How to place: Contact any one of the three credit bureaus — Equifax, Experian, and TransUnion. You don’t have to contact all three. The credit bureau you contact must tell the other two to place an extended fraud alert on your credit report.

Active duty alert

Who can place one: Active duty service members can place an active duty fraud alert.

What it does: An active duty fraud alert will make it harder for someone to open a new credit account in your name. A business must verify your identity before it issues new credit in your name.

In addition, the credit bureaus will take you off their marketing lists for unsolicited credit and insurance offers for two years, unless you ask them not to.

Duration: An active duty fraud alert lasts one year. After a year, you can renew it for the length of your deployment.

Cost: Free

How to place: Contact any one of the three credit bureaus — Equifax, Experian, and TransUnion. You don’t have to contact all three. The credit bureau you contact must tell the other two to place an active duty fraud alert on your credit report.

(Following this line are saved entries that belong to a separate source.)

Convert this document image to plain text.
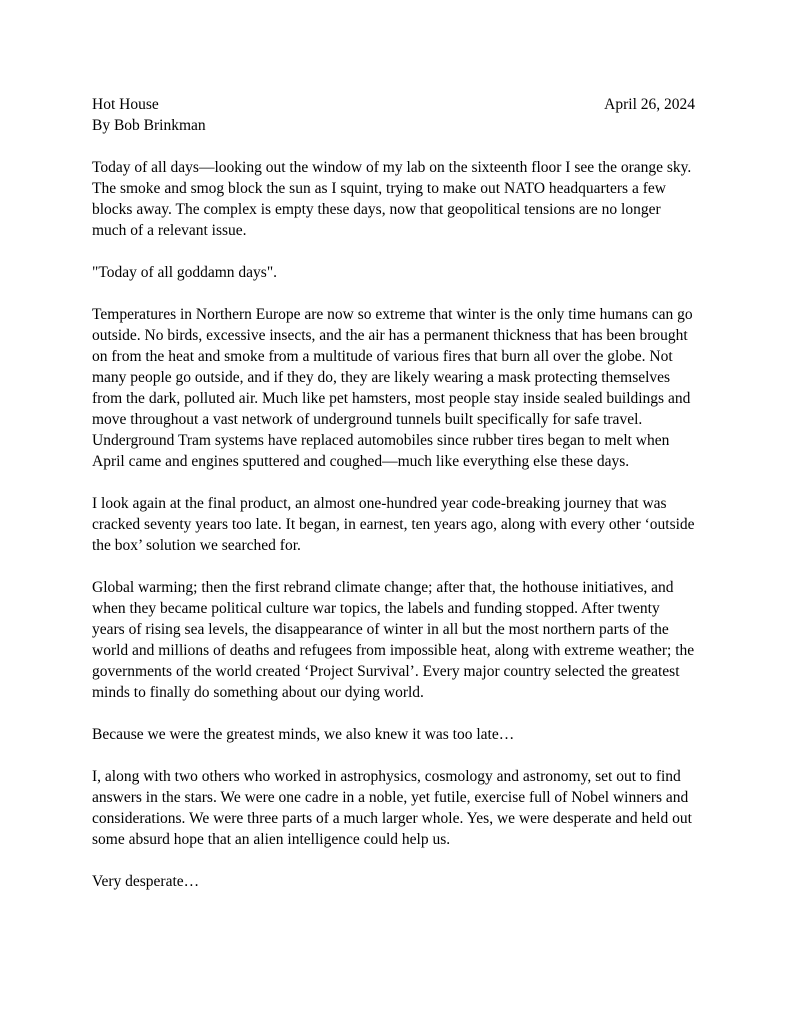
Hot House	April 26, 2024
By Bob Brinkman

Today of all days—looking out the window of my lab on the sixteenth floor I see the orange sky. The smoke and smog block the sun as I squint, trying to make out NATO headquarters a few blocks away. The complex is empty these days, now that geopolitical tensions are no longer much of a relevant issue.

"Today of all goddamn days".

Temperatures in Northern Europe are now so extreme that winter is the only time humans can go outside. No birds, excessive insects, and the air has a permanent thickness that has been brought on from the heat and smoke from a multitude of various fires that burn all over the globe. Not many people go outside, and if they do, they are likely wearing a mask protecting themselves from the dark, polluted air. Much like pet hamsters, most people stay inside sealed buildings and move throughout a vast network of underground tunnels built specifically for safe travel. Underground Tram systems have replaced automobiles since rubber tires began to melt when April came and engines sputtered and coughed—much like everything else these days.

I look again at the final product, an almost one-hundred year code-breaking journey that was cracked seventy years too late. It began, in earnest, ten years ago, along with every other ‘outside the box’ solution we searched for.

Global warming; then the first rebrand climate change; after that, the hothouse initiatives, and when they became political culture war topics, the labels and funding stopped. After twenty years of rising sea levels, the disappearance of winter in all but the most northern parts of the world and millions of deaths and refugees from impossible heat, along with extreme weather; the governments of the world created ‘Project Survival’. Every major country selected the greatest minds to finally do something about our dying world.

Because we were the greatest minds, we also knew it was too late…

I, along with two others who worked in astrophysics, cosmology and astronomy, set out to find answers in the stars. We were one cadre in a noble, yet futile, exercise full of Nobel winners and considerations. We were three parts of a much larger whole. Yes, we were desperate and held out some absurd hope that an alien intelligence could help us.

Very desperate…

Free credit monitoring for active duty service members

Active duty service members can get free electronic credit monitoring, which can detect problems that might be the result of identity theft. To sign up, contact each of the three credit bureaus — Equifax, Experian, and TransUnion.

Which Fraud Alert Is Right for You?

Fraud Alert

Extended Fraud Alert

Active Duty Alert

Place when you’re concerned about identity theft. It makes it harder for someone to open a new credit account in your name. It’s free and lasts 1 year.

Place when you’ve had your identity stolen and completed an FTC identity theft report at IdentityTheft.gov or filed a police report. It makes it harder for someone to open a new credit account in your name and removes you from unsolicited credit and insurance offers for 5 years. It’s free and lasts 7 years.

Place when you’re on active military duty. It makes it harder for someone to open a new credit account in your name and removes you from unsolicited credit and insurance offers for 2 years. It’s free and lasts 1 year.